Alex Martelli is a senior staff engineer at Google. Alex is a co-author of the just-published 3rd edition of Python in a Nutshell, and was a co-editor of the Python Cookbook. He is a PSF Fellow, and won the 2002 Activators’ Choice Award and the 2006 Frank Willison Award for contributions to the Python community
Automated testing is at the heart of modern development and operations, but it's often segregated between developer-focused unit testing and separate, often only semi-automated integration testing. The talk shows that the best kind of testing deploys in many layers, re-using test-components in various configurations for multiple testing purposes.
The role of automated testing at the heart of modern development and operations is, by now, a given. However, the traditional approach to testing, which cleaves it drastically into two—developer-focused unit testing and separate (and, alas, often only semi-automated) integration testing—is not optimal in the modern, fluid world of DevOps.
Nothing short of full automation is suitable for continuous integration; any “testing” requiring humans has a drastically different place in the continuum of development and deployment and should best be called by a completely different name, such as "quality assurance". Within the realm of fully automated testing, the best approach, just as for other kinds of software, is highly modular.

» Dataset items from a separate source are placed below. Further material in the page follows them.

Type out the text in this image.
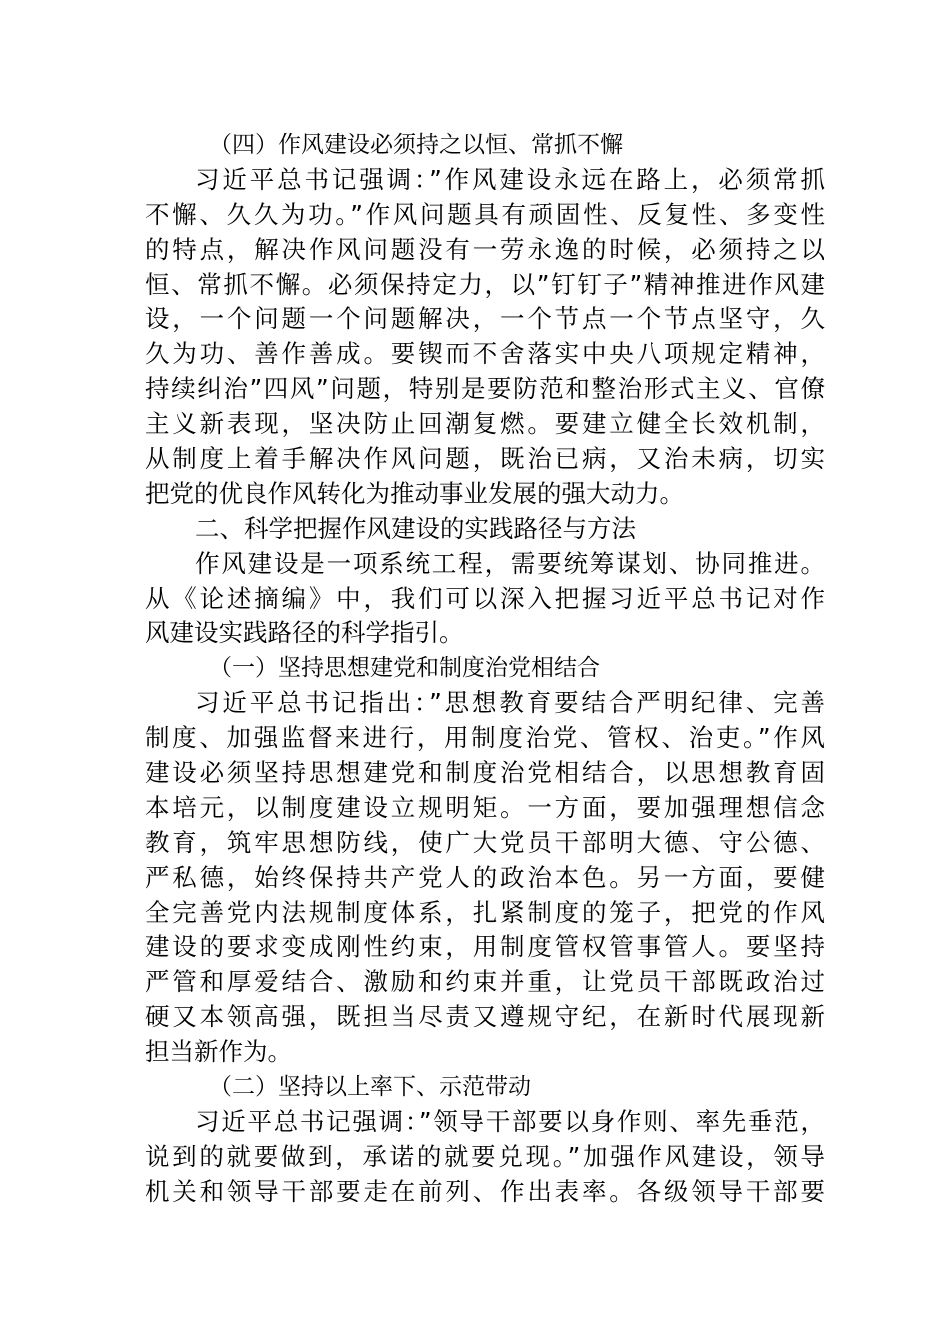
（四）作风建设必须持之以恒、常抓不懈
习近平总书记强调：”作风建设永远在路上，必须常抓
不懈、久久为功。”作风问题具有顽固性、反复性、多变性
的特点，解决作风问题没有一劳永逸的时候，必须持之以
恒、常抓不懈。必须保持定力，以”钉钉子”精神推进作风建
设，一个问题一个问题解决，一个节点一个节点坚守，久
久为功、善作善成。要锲而不舍落实中央八项规定精神，
持续纠治”四风”问题，特别是要防范和整治形式主义、官僚
主义新表现，坚决防止回潮复燃。要建立健全长效机制，
从制度上着手解决作风问题，既治已病，又治未病，切实
把党的优良作风转化为推动事业发展的强大动力。
二、科学把握作风建设的实践路径与方法
作风建设是一项系统工程，需要统筹谋划、协同推进。
从《论述摘编》中，我们可以深入把握习近平总书记对作
风建设实践路径的科学指引。
（一）坚持思想建党和制度治党相结合
习近平总书记指出：”思想教育要结合严明纪律、完善
制度、加强监督来进行，用制度治党、管权、治吏。”作风
建设必须坚持思想建党和制度治党相结合，以思想教育固
本培元，以制度建设立规明矩。一方面，要加强理想信念
教育，筑牢思想防线，使广大党员干部明大德、守公德、
严私德，始终保持共产党人的政治本色。另一方面，要健
全完善党内法规制度体系，扎紧制度的笼子，把党的作风
建设的要求变成刚性约束，用制度管权管事管人。要坚持
严管和厚爱结合、激励和约束并重，让党员干部既政治过
硬又本领高强，既担当尽责又遵规守纪，在新时代展现新
担当新作为。
（二）坚持以上率下、示范带动
习近平总书记强调：”领导干部要以身作则、率先垂范，
说到的就要做到，承诺的就要兑现。”加强作风建设，领导
机关和领导干部要走在前列、作出表率。各级领导干部要
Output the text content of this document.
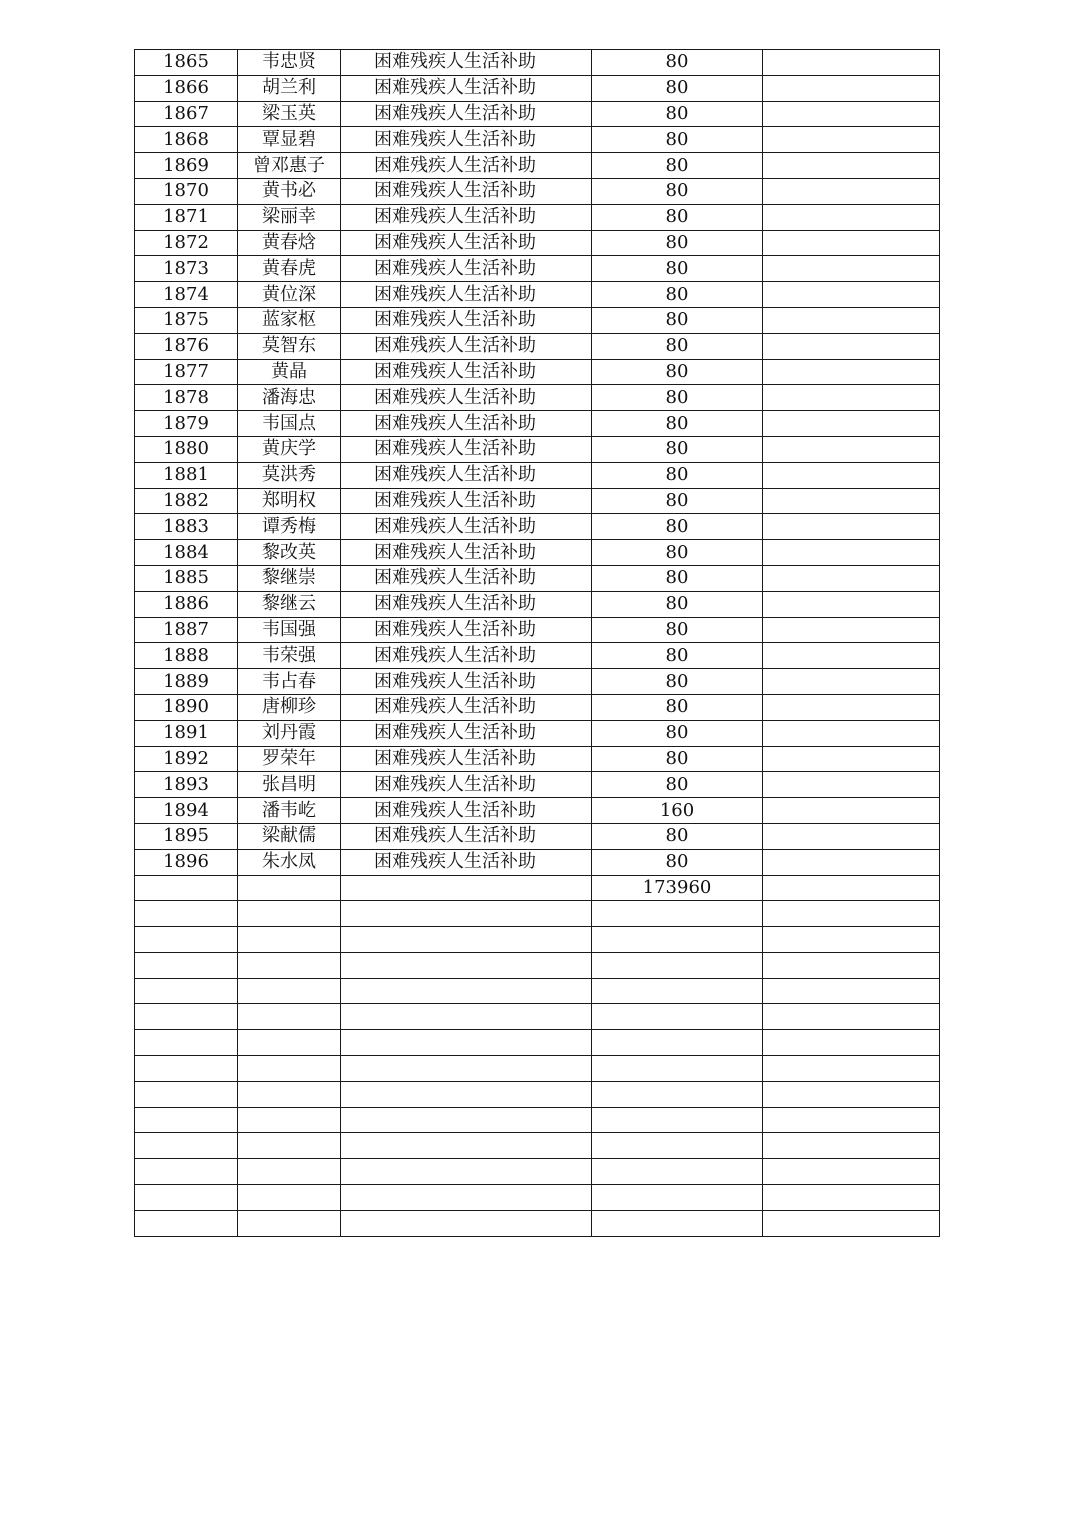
1865	韦忠贤	困难残疾人生活补助	80	
1866	胡兰利	困难残疾人生活补助	80	
1867	梁玉英	困难残疾人生活补助	80	
1868	覃显碧	困难残疾人生活补助	80	
1869	曾邓惠子	困难残疾人生活补助	80	
1870	黄书必	困难残疾人生活补助	80	
1871	梁丽幸	困难残疾人生活补助	80	
1872	黄春焓	困难残疾人生活补助	80	
1873	黄春虎	困难残疾人生活补助	80	
1874	黄位深	困难残疾人生活补助	80	
1875	蓝家枢	困难残疾人生活补助	80	
1876	莫智东	困难残疾人生活补助	80	
1877	黄晶	困难残疾人生活补助	80	
1878	潘海忠	困难残疾人生活补助	80	
1879	韦国点	困难残疾人生活补助	80	
1880	黄庆学	困难残疾人生活补助	80	
1881	莫洪秀	困难残疾人生活补助	80	
1882	郑明权	困难残疾人生活补助	80	
1883	谭秀梅	困难残疾人生活补助	80	
1884	黎改英	困难残疾人生活补助	80	
1885	黎继崇	困难残疾人生活补助	80	
1886	黎继云	困难残疾人生活补助	80	
1887	韦国强	困难残疾人生活补助	80	
1888	韦荣强	困难残疾人生活补助	80	
1889	韦占春	困难残疾人生活补助	80	
1890	唐柳珍	困难残疾人生活补助	80	
1891	刘丹霞	困难残疾人生活补助	80	
1892	罗荣年	困难残疾人生活补助	80	
1893	张昌明	困难残疾人生活补助	80	
1894	潘韦屹	困难残疾人生活补助	160	
1895	梁献儒	困难残疾人生活补助	80	
1896	朱水凤	困难残疾人生活补助	80	
			173960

This talk highlights the proper design of components meant for testing purposes and explains how such a design lets you compose multiple, layered testing suites that span the gamut from unit tests (meant to run all the time during development) to full-fledged end-to-end tests of whole systems—and, crucially, the often-neglected intermediate layers, bridging the thoroughness of end-to-end tests with unit tests’ ability to pinpoint the location of any problems that emerge, enabling rapid fixes of most such problems.
The talk also discusses the use of modular, layered testing components to validate software refactoring (all the way to deep rearchitecting of a system) and (when deployed in a load-testing arrangement) identify and validate software (and architectural) optimizations.